My only complaint is that if Java and .NET were AOT compiled to native code since the beginning, instead of leaving it to third parties while taking about 20 years to adopt it, C and C++ would be less relevant than they turned out to be.

Tracing GC is not an issue for the majority of applications, and just because a language has a GC doesn't mean it lacks support for value types, e.g. Modula-3, System C#, ...

Regarding affine types, while a great approach, the ergonomics still need to be improved.


The whole point (or rather, one of the points) of Java and .net are that they are NOT compiled to native code but to bytecode so that you can write code once and then run it on many different systems without having to compile it again.


One does not preclude the other, it is only a matter of distribution, like the mainframes taught us eons ago, by combining JIT/AOT on their toolchains.

The fact that Oracle, Microsoft, Google and Apple are now on the JIT/AOT train, tells it all.

To be fair, .NET always had AOT native compilation support from the early days, but NGEN is a simple AOT compiler only meant for faster startup.


Even hello world programs tend to show different performance characteristics on different OS/platforms. The idea of write once, run everywhere is over. In a moderately complex software, changing the OS/platform is a non trivial problem. Recompiling the code (which is mostly automated) is the least problematic part of it.


Are you familiar with the joys of autoconf, cmake and friends? Have you tried writing a non-trivial application that simply compiles on different flavors of Linux and Windows? Compiling on different platforms is also a non-trivial problem. Having a virtualised platform that abstracts away differences between OS makes it vastly easier to write portable applications.

For many applications running on a VM on different platforms Just Works. The idea is most definitely not over, in fact it is becoming ever more popular. Just look at the rise of abominations like Electron.

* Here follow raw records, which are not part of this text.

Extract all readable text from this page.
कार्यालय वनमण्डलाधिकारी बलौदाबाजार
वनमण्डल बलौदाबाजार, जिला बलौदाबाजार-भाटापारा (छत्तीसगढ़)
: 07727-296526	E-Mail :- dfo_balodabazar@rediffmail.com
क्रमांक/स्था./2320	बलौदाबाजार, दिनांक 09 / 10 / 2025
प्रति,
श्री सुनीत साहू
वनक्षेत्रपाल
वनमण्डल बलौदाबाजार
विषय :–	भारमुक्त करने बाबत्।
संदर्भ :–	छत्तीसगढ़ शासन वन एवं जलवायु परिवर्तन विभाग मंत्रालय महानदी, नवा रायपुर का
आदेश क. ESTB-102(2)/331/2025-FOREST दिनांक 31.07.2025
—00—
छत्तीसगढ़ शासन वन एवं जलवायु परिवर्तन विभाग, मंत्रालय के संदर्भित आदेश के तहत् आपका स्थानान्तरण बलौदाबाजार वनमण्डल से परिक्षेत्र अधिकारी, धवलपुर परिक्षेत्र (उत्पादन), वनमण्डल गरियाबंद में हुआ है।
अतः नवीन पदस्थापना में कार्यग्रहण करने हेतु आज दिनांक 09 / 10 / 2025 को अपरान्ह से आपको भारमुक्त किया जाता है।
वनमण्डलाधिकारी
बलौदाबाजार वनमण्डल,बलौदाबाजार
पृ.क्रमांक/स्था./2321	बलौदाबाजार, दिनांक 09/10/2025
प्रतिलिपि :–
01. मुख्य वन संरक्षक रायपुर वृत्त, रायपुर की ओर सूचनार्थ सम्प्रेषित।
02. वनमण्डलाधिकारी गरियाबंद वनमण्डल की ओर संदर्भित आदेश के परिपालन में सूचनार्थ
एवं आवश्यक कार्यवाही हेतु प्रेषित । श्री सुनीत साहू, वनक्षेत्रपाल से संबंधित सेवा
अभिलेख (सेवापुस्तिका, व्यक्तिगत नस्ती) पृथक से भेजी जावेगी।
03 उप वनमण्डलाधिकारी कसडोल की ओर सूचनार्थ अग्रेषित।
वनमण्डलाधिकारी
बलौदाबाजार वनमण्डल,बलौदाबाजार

Those joys are only enjoyed for those that insist into using C with POSIX APIs covering for lack of a rich standard library.

We don't need VMs, what we need is rich libraries and there are plenty of languages with support for AOT compilation to native code with such libraries.

Something that even C++ is finally adopting.

Regarding Electron, I hope it joins MSHTML in a couple of years.


Modern garbage collectors are actually okay for most workloads. "Great" is not necessary for almost all applications.


Ruby, using RubyMotion.

PHP, using HipHop.


What is a web programming language? Is that like C++ because I write all my servers in it?